In fact, poverty rose over the course of the Bush administration -- somewhat surprising, considering the overall economic growth in those years -- but few claimed that conservative cultural values were to blame. Likewise, it’s rare to hear people decry higher rates of religiousness among the poor as responsible for so-called "pathological" behavior, and few have invoked culture to explain for the recent spike in the poverty rate. Instead, we note that globalization has decimated the number of well-paying blue collar jobs and that the areas of greatest job growth -- healthcare, the service sector -- pay low wages.
Furthermore, some of what we think of as part of the "culture of poverty" is simply the result of an extraordinarily slim margin for error. Most people make poor choices or indulge in so-called self-destructive behavior on occasion, but some people can afford to make mistakes and others can’t. We don’t like to admit that things like race, class, and gender can impact how our actions are perceived, but we heap scorn on conspicuous consumption among the poor even though national consumption patterns reveal that short-sighted financial decisions are by no means limited to lower tax brackets, and we denigrate the "culture of dependency" that supposedly exists in poor neighborhoods without paying nearly the same attention to dependency among, say, farmers receiving government subsidies.
Culture is generally difficult to talk about: it doesn’t exist in a vacuum, and we often conflate structural forces with values. If parents aren’t reading to their children at a young age, for example, is it because they don’t value education or because they never learned to read well themselves? When an estimated 15% of the population is functionally illiterate, and around 30% of functionally illiterate adults are poor, does a lack of books in the household still count as a cultural factor?
Unfortunately, though, issues get more attention when they’re defined in cultural rather than structural terms.
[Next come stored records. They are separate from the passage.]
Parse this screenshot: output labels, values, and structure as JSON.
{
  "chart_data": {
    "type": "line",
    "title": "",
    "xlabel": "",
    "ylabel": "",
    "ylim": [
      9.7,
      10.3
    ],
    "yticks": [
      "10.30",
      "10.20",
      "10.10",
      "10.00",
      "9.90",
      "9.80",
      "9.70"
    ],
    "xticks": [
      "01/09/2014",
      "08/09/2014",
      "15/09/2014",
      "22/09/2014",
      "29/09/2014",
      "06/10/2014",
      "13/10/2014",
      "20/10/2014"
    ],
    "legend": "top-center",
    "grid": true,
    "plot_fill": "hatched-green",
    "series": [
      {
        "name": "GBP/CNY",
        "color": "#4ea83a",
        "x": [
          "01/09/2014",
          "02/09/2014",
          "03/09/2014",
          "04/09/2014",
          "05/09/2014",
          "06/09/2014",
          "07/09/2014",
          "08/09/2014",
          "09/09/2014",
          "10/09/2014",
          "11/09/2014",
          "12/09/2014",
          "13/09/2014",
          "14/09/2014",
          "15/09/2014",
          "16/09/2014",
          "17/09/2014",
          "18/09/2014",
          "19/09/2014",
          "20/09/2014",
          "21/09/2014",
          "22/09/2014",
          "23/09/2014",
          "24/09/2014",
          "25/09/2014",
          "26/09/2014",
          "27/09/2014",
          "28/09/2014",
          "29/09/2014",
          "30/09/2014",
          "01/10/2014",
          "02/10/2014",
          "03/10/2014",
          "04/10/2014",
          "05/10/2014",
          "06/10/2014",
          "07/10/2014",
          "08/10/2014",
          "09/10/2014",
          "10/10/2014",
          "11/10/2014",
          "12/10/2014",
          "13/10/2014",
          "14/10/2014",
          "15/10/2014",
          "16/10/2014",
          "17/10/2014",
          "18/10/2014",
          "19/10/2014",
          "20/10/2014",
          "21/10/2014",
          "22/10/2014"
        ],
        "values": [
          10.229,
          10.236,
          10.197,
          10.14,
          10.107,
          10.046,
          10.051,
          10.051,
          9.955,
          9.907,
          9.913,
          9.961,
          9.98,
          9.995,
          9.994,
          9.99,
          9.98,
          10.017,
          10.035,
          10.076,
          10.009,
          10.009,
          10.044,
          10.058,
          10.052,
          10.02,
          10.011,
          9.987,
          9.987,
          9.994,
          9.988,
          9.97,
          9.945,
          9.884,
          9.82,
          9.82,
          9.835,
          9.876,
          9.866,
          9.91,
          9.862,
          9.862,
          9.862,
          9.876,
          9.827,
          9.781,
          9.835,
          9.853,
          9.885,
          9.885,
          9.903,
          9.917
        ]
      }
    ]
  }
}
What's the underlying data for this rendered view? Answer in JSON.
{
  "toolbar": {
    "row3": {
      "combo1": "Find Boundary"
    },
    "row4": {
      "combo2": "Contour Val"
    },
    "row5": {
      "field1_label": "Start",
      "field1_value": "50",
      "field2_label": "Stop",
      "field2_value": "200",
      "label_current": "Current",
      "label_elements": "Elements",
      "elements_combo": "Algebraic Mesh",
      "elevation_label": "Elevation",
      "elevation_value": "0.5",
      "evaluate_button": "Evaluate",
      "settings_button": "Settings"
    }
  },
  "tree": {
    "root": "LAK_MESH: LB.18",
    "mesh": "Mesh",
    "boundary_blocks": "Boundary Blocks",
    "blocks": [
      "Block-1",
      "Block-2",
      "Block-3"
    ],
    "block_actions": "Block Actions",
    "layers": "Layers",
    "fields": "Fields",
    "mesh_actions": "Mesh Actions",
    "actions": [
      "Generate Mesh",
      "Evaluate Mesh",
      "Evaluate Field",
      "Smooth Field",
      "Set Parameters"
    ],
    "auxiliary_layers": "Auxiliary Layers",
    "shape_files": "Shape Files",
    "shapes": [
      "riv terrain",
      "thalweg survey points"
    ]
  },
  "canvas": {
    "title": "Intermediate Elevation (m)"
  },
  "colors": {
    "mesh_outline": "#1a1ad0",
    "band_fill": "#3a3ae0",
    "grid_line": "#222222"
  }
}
In their defense, the sociologists cited in the Times article are clearly hoping to redefine the conversation around culture and poverty, but the nuances of their new approach don’t seem to have made it into the broader discussion. Conservatives are already seizing upon the opportunity to crow about the triumph of so-called family values, with Kay Hymowitz of the Manhattan Institute claiming a victory for the conservative obsession with marriage and the Heritage Foundation proclaiming that "the collapse of marriage is the root cause of child poverty in the U.S. today."
In the end, we have to question whether we can really have a productive conversation about sustained poverty within a framework that’s so prone to distortion and demagoguing. Instead of "bringing back" loaded terms and concepts, we should be working to define a new approach that combines cultural and structural forces rather than separating them.